For general surgery patients in the surgical ICU, the chances of survival to discharge decrease with each day of continuous renal replacement therapy (CRRT), according to a study in JAMA Surgery.
The retrospective study included 108 surgical ICU patients receiving CRRT at a tertiary care medical center from 2012 to 2016. The patients were 64 men and 44 women, mean age 62 years. Fifty-three patients were treated before or after general surgery; the remaining 55 were admitted before or for evaluation of liver transplantation. Survival to discharge after differing durations of CRRT was evaluated.
In the general surgery group, mean duration of CRRT was 3.2 days for patients who survived to discharge versus 7.2 days for those who died. Twelve general surgery patients required at least 7 days of CRRT; all of them died. Number of days of CRRT was the only factor independently associated with mortality: odds ratio 1.39 per day.
In the pretransplant group, mean duration of CRRT was 6.4 days for patients who survived or had a liver transplant compared to 8.0 days for those who died—a nonsignificant difference. Of 22 patients who required at least 7 days of CRRT, 13 died, for a mortality rate of 59.1%. In this group, the need for vasopressor therapy during CRRT was the only independent predictor of mortality: odds ratio 3.73.

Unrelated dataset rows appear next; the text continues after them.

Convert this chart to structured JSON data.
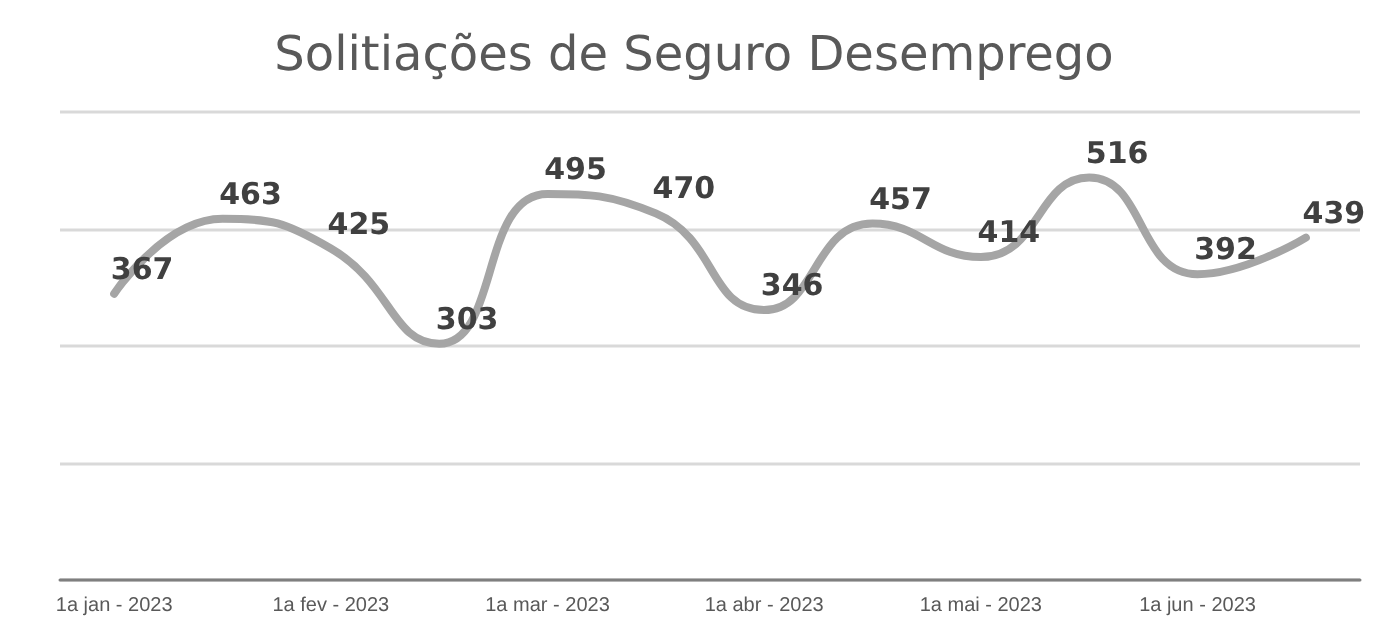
{
  "chart_data": {
    "type": "line",
    "title": "Solitiações de Seguro Desemprego",
    "categories": [
      "1a jan - 2023",
      null,
      "1a fev - 2023",
      null,
      "1a mar - 2023",
      null,
      "1a abr - 2023",
      null,
      "1a mai - 2023",
      null,
      "1a jun - 2023",
      null
    ],
    "series": [
      {
        "color": "#a5a5a5",
        "values": [
          367,
          463,
          425,
          303,
          495,
          470,
          346,
          457,
          414,
          516,
          392,
          439
        ]
      }
    ],
    "ylim": [
      0,
      600
    ],
    "yticks": [
      0,
      150,
      300,
      450,
      600
    ],
    "tick_labels": "x",
    "grid": "y",
    "data_labels": true,
    "marker": "none",
    "line_style": "solid"
  }
}
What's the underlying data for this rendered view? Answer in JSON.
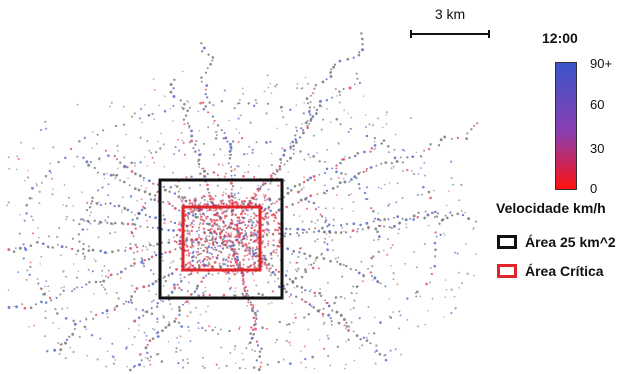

The authors hypothesized that among patients admitted to a surgical service, there would be some duration of CRRT beyond which further treatment is futile. The new results suggest that, among general surgery patients admitted to a surgical ICU, the chances of survival decrease with each day of CRRT, and that continued treatment after 6 days may be futile.
In contrast, for patients with an identifiable, reversible indication such as liver failure before transplantation, duration of CRRT is not directly related to mortality. The study “supports the prolonged use of CRRT in patients who are admitted in anticipation of liver transplant,” the researchers conclude [Tatum JM, et al. Analysis of survival after initiation of continuous renal replacement therapy in a surgical intensive care unit. JAMA Surg 2017; 152: 938−943].